In summer 2001, four willow ramets of each genet were tagged with basal plastic slips. The shoot growth of tagged ramets was monitored every year. The shoot lengths of each tagged willow ramet were measured in early August (at the end of the active growing season) to an accuracy of 0.5 cm. In cases where an individual ramets died, a new ramet of the same genet were tagged. Initially, 320 ramets were tagged in 2001, while the total number of individual ramets tagged was 626. In addition, the level of insect herbivory was estimated using the following defoliation classes: 0 no observable insect herbivory, 1 (0–1%), 2 (1–5 %), 3 (6–25 %), 4 (25–100%) or 5 (leaves totally defoliated) (den Herderet al . 2004). Herbivory shows remarkable among-year variation in 2001–2018, but no trend (Supporting Information).

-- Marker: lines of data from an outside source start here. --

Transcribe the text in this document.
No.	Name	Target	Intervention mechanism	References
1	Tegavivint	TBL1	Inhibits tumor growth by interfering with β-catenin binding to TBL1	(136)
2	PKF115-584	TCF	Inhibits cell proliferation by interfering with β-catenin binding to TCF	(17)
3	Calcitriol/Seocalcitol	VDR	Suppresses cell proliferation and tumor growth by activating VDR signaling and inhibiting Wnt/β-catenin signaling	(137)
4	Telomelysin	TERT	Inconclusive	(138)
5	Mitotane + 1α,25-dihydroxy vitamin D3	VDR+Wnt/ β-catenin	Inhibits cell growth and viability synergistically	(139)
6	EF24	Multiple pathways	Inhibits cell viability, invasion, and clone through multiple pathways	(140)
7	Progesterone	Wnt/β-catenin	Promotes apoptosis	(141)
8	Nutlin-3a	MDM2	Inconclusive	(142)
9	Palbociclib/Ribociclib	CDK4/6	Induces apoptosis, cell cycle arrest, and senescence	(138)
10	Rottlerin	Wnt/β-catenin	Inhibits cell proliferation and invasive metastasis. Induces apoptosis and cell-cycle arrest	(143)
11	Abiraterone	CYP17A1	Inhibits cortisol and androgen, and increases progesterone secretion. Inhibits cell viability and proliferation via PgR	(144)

Climate data were obtained from the nearest Finnish Meteorological Institute weather station (Kilpisjärvi Kyläkeskus) located 10 km from the experimental site (480 m a.s.l.). The weather station provides daily records on mean temperature. These climatic station data were used to calculate thermal sum for the season, when shoot growth takes place. Therefore, daily mean temperatures exceeding + 5 °C in May–July were summed up to produce a “growing degree days - GDD” index, hereafter denoted as Climate . Thermal sum shows remarkable among-year variation in 2001–2018, but no clear trend (Supporting Information). Note that although there are many other potential climate-related variables that we could have considered (e.g. length of growing season, growing degree days with different threshold, mean July temperature), these all correlated with the thermal sum as described above – we therefore chose to only consider this commonly used variable in our analyses.
Empirical dynamic modelling
We used EDM to model the relationships between willow shoot growth, climate and herbivory. EDM is a recently developed technique that combines two tools (Deyle et al . 2016) – convergent cross mapping (CCM) and sequential locally weighted global linear maps (S-mapping). CCM is a nonparametric method for tracking information flow among variables, and is a powerful tool for identifying causal links in systems with complex dynamics (Sugihara et al . 2012; Clarket al . 2015). Because the direction of information flow is directional in causal interactions (i.e. “forcing” processes impart information onto “response” processes, whereas the reverse is not true), CCM is also often successful at identifying the direction of causal interactions based on observational data. S-mapping is a related technique that can be used to extract information about the strength and direction of these relationships (Sugihara 1994). These methods are particularly useful for our purposes, as they can be applied withouta priori knowledge of the functional form of the relationship governing interactions and apply even for highly complex or chaotic dynamics. They also provide two major advantages over more classic methods, such as mixed-effects linear models or GLM’s. First, in complex ecological systems, results from CCM tend to be more closely aligned with actual causal forcing than is true for regression (Sugiharaet al . 2012; Clark et al . 2015). This feature allows us to generate putative interaction networks among species based on observational data. Second, S-mapping captures effects of dynamic, nonlinear relationships among variables. Thus, S-mapping allows us to analyse the strength and direction of interactions among species even when they are complex, time-varying, and context dependent. The analyses were employed using rEDM package and EDMhelper packages in R (Yeet al . 2018; Karakoç et al . 2020).
Based on a time-delayed application of Convergent Cross Mapping (CCM) (Fig. 1), we chose to quantify effects of climate (Climate ) and insect herbivory (Herbivory ) on mean shoot length of topmost part of the ramets (Shoot ). In CCM analysis, causal forcing is indicated when predictive skill increases significantly with the total number of historical observations used to make predictions (i.e. “library length”). We identified significant forcing of ramet dynamics by both climate and herbivory (Fig 1). Because multi-trophic interactions often involve time-delayed effects, we tested for both immediate and lagged effects. Analyses suggested that effects of insect herbivores on shoot growth were immediate (i.e. time-lag = 0), whereas climate was best represented by a time-lagged effect (time-lag = -1). All variables were standardised to zero mean and unit standard deviation before analysis, to better allow for comparison of effect sizes among variables. Note that although “best practices” dictate that 30–40 sequential observations are usually necessary for CCM and, to a lesser extent, S-mapping, this limit can be met either by single long time series, or using composites that have been stitched together from multiple shorter time series (Hsieh et al . 2008; Clark et al . 2015). For all analyses presented here, within each treatment, time-series from all ramets and replicates were stitched together, resulting in time series of > 640 measurements for each treatment.